A monobasic acid A has a neutralization equivalent 116 and does not decolorize Baeyer's reagent. Also, A is enantiomeric. A on treatment with $B{{r}_{2}}/red$ phosphorus produces B which is still resolvable. B on dehydrobromination produces C which shows stereoisomerism C on decarboxylation produced. D which does not show stereoisomerism. Deduce structures of A, B, C, and D.

Answer 1

Hint: A in monobasic means the compound is having a carboxylic acid group at the terminal carbon atom. A does not decolorize Baeyer's reagent means there is no double or triple bond. Stereoisomerism means the compound can be written in the cis and trans form.
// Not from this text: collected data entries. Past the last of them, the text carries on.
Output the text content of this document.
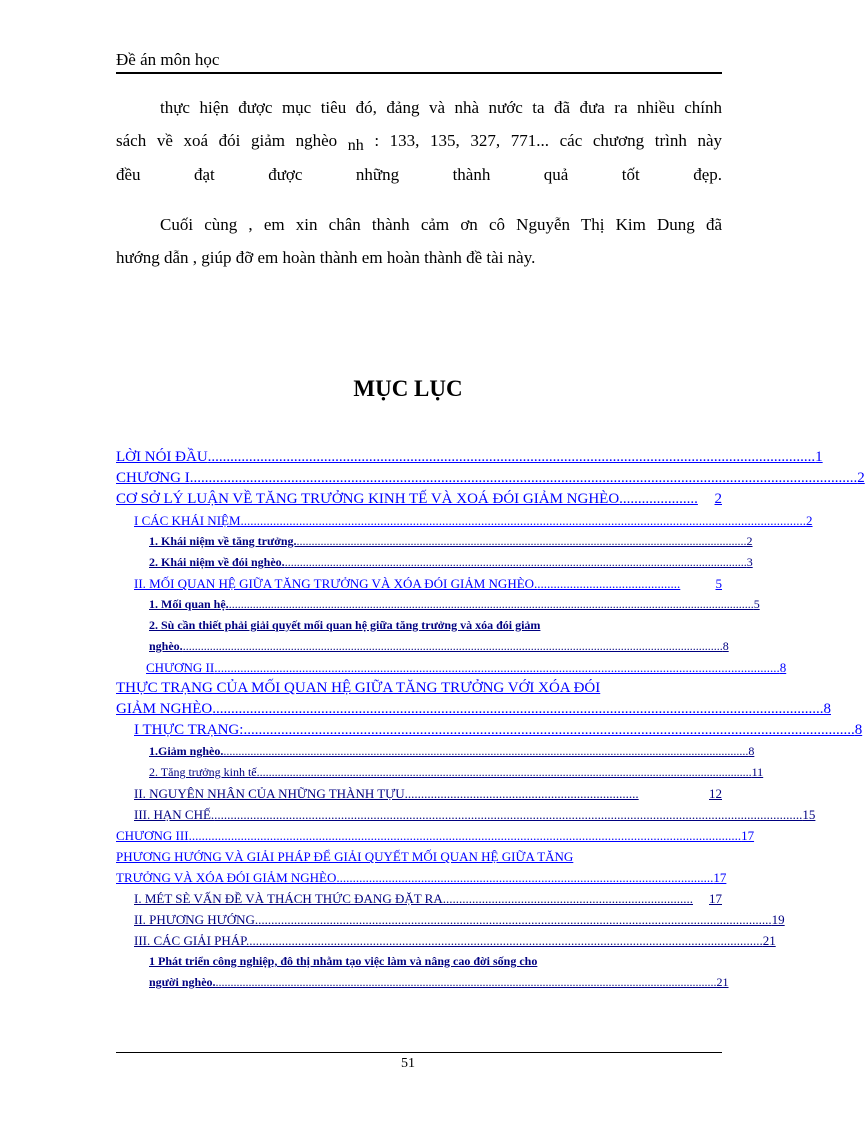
Đề án môn học
thực hiện được mục tiêu đó, đảng và nhà nước ta đã đưa ra nhiều chính
sách về xoá đói giảm nghèo nh : 133, 135, 327, 771... các chương trình này
đều đạt được những thành quả tốt đẹp.
Cuối cùng , em xin chân thành cảm ơn cô Nguyễn Thị Kim Dung đã
hướng dẫn , giúp đỡ em hoàn thành em hoàn thành đề tài này.
MỤC LỤC
LỜI NÓI ĐẦU .................................................................................................................................................................. 1
CHƯƠNG I .................................................................................................................................................................................. 2
CƠ SỞ LÝ LUẬN VỀ TĂNG TRƯỞNG KINH TẾ VÀ XOÁ ĐÓI GIẢM NGHÈO .....................	2
I CÁC KHÁI NIỆM .............................................................................................................................................................................. 2
1. Khái niệm về tăng trưởng. ...................................................................................................................................................... 2
2. Khái niệm về đói nghèo. .......................................................................................................................................................... 3
II. MỐI QUAN HỆ GIỮA TĂNG TRƯỞNG VÀ XÓA ĐÓI GIẢM NGHÈO. ............................................	5
1. Mối quan hệ. ............................................................................................................................................................................... 5
2. Sù cần thiết phải giải quyết mối quan hệ giữa tăng trưởng và xóa đói giảm
nghèo. .................................................................................................................................................................................... 8
CHƯƠNG II .............................................................................................................................................................................. 8
THỰC TRẠNG CỦA MỐI QUAN HỆ GIỮA TĂNG TRƯỞNG VỚI XÓA ĐÓI
GIẢM NGHÈO ................................................................................................................................................................... 8
I THỰC TRẠNG: ................................................................................................................................................................... 8
1.Giảm nghèo. ............................................................................................................................................................................... 8
2. Tăng trưởng kinh tế. .................................................................................................................................................................... 11
II. NGUYÊN NHÂN CỦA NHỮNG THÀNH TỰU. .......................................................................	12
III. HẠN CHẾ. ..................................................................................................................................................................................... 15
CHƯƠNG III .......................................................................................................................................................................... 17
PHƯƠNG HƯỚNG VÀ GIẢI PHÁP ĐỂ GIẢI QUYẾT MỐI QUAN HỆ GIỮA TĂNG
TRƯỞNG VÀ XÓA ĐÓI GIẢM NGHÈO .................................................................................................................... 17
I. MÉT SÈ VẤN ĐỀ VÀ THÁCH THỨC ĐANG ĐẶT RA. ............................................................................	17
II. PHƯƠNG HƯỚNG. .............................................................................................................................................................. 19
III. CÁC GIẢI PHÁP. .............................................................................................................................................................. 21
1 Phát triển công nghiệp, đô thị nhằm tạo việc làm và nâng cao đời sống cho
người nghèo. ....................................................................................................................................................................... 21
51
Complete step by step answer:
A is a monobasic compound that means the terminal carbon atom has a carboxyl group. It has a neutralization equivalent of 116, so the compound will be 3-Methyl pentanoic acid.
So, when 3-Methyl pentanoic acid is treated with $B{{r}_{2}}/red$ phosphorus, one bromine atom will attach to the carbon atom next to the carboxylic acid and forms 2-Bromo-3-Methyl pentanoic acid (This is B).
The compound B which is 2-Bromo-3-Methyl pentanoic acid on dehydrobromination produces C. When the dehydrobromination occurs, there is the removal of one molecule of $HBr$ and there is the formation of an alkene. So, compound C will be 3-Methylpent-2-en-1-oic acid.
Now this compound C on decarboxylation produces D which does not show stereoisomerism i.e., it cannot be written in the cis and trans-form. Or we can say that the double bond is on the terminal carbon atom. So the compound D is 2-Methyl butene. The complete one by one reaction is given below:

So, A is 3-Methyl pentanoic acid, B is 2-Bromo-3-Methyl pentanoic acid, C is 3-Methylpent-2-en-1-oic acid, and D is 2-Methyl butene.

Note: Stereoisomers are those which can be written in cis-form and trans-form. Cis-form is the isomer in which the same compounds are on the same side of the double bond and trans-form is the isomer in which the same compounds are on the opposite side.